Nature and Rate of Change
Climate change is resulting in a milder, shorter winter season and longer, warmer summers. Average yearly arctic temperatures are increasing. The shrubs are growing taller on the tundra and the surface temperature of water in Hudson Bay has increased by 3 degrees in the past 20 years. Climate change is likely to change migratory patterns, population numbers and physical characteristics of species.
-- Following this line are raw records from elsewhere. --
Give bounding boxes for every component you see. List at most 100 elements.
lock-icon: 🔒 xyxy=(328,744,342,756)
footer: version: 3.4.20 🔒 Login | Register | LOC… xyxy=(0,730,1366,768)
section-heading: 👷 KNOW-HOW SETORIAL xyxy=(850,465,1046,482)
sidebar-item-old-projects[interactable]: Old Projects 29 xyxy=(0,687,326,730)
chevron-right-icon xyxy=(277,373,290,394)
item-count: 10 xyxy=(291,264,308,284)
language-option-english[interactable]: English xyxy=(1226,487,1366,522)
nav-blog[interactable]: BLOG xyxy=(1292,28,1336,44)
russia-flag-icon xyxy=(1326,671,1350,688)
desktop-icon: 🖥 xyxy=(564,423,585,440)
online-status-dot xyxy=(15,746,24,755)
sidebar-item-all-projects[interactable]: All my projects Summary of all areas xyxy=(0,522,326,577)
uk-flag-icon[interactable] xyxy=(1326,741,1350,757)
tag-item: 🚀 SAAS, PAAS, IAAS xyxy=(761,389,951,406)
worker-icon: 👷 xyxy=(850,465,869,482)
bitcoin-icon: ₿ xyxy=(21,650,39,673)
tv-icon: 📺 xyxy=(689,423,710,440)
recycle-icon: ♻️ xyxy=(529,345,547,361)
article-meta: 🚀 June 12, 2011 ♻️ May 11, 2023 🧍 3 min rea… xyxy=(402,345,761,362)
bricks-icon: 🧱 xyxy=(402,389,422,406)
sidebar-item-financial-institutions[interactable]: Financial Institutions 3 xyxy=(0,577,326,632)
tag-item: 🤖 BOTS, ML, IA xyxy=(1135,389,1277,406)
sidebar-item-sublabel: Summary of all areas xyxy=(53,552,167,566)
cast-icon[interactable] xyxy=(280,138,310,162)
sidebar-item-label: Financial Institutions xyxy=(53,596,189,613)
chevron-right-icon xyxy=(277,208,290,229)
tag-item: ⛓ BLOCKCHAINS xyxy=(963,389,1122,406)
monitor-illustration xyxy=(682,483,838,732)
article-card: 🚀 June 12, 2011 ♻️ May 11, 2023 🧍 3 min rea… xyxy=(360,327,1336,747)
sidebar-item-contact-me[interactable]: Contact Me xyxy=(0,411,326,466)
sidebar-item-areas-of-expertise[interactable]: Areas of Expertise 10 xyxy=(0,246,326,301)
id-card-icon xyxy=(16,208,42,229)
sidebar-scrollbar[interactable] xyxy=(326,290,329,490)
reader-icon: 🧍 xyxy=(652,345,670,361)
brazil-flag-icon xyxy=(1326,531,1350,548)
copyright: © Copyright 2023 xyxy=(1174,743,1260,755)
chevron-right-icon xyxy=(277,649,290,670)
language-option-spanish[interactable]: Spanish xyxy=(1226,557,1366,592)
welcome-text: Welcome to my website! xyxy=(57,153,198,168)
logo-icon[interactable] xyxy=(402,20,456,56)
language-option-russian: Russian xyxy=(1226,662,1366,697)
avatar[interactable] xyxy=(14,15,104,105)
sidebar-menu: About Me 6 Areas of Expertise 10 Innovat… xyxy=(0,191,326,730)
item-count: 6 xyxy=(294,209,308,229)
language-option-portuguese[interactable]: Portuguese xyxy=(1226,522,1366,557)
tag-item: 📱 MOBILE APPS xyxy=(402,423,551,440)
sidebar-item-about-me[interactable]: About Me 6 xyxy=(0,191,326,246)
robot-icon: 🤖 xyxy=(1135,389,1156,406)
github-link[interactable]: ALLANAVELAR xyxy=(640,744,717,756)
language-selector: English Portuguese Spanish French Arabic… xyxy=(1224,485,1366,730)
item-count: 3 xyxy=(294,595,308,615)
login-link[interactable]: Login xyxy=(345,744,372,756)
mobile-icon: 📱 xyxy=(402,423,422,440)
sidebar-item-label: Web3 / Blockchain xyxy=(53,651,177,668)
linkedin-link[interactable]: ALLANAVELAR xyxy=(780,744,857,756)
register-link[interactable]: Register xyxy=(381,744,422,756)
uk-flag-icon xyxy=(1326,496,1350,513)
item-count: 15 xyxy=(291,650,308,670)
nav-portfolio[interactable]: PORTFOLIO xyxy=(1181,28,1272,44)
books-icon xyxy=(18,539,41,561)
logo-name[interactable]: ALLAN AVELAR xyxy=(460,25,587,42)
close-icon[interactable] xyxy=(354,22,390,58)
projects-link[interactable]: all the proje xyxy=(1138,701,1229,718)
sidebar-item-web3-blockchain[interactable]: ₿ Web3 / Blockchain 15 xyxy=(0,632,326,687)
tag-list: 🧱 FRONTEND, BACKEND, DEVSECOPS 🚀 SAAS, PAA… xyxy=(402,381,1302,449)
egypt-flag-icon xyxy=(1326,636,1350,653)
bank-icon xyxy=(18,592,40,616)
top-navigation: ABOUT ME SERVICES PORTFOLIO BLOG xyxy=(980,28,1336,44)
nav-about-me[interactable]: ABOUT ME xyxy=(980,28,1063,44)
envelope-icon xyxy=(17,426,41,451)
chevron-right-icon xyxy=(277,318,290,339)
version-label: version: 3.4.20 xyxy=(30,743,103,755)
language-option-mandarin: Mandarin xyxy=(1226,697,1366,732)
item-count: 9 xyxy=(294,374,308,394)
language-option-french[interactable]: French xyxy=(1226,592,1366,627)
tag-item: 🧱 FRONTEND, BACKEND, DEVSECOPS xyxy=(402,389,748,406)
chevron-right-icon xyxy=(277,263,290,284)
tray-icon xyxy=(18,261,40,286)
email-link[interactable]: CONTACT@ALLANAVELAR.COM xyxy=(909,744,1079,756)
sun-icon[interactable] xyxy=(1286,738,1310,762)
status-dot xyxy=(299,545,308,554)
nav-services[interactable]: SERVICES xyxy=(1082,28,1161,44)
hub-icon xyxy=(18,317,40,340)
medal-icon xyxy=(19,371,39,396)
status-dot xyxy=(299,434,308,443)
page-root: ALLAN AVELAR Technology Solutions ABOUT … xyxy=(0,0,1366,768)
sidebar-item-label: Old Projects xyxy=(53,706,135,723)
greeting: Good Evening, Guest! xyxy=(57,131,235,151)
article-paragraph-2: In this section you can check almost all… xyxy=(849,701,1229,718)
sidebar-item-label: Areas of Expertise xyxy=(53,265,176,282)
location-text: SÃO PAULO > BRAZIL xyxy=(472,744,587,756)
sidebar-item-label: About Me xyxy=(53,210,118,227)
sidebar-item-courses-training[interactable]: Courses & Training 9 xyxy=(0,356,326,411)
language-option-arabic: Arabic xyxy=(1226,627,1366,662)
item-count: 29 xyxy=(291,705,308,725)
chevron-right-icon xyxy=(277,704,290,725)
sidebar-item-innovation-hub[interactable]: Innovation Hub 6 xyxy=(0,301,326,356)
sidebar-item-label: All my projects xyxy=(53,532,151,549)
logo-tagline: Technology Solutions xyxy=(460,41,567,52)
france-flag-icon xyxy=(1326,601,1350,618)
The reduction in the thickness of sea ice, is making it difficult for polar bears to hunt for their primary dietary staple seals. In turn, this is changing polar bear feeding patterns, migration paths and many are experiencing a reduction in body weight. Bears are staying on shore longer to wait for the ice to form.
Migratory birds are changing their movement patterns.
Click to read As polar bears wait, let's talk about ice.
Increased temperatures are resulting in sea ice melts and reduced ice cover on Hudson Bay. Permafrost melts are likely to result in increased decomposition and microbiotic activity and release of greenhouse gases like carbon dioxide and methane.
Tourism in and around Churchill focuses on polar bears, beluga whales, nature photography and the Aurora Borealis.
While activities are intended to minimise human impacts on wildlife, the actions of individuals are difficult to predict and control. Some passengers, in trying to attract the attention of bears for better photographs may bang on the side of the tundra buggy, hiss or whistle to encourage the bear to move. Bears are exposed to the tundra vehicles from around 9am to 3pm each day. In periods where there are low polar bear numbers, multiple vehicles will crowd around the one bear or family of bears.
In attempts to ensure polar bear viewing tundra buggies may use any tracks or trails that are available rather than using the roads designed for the purpose. This could result in erosion of tracks or destruction of vegetation.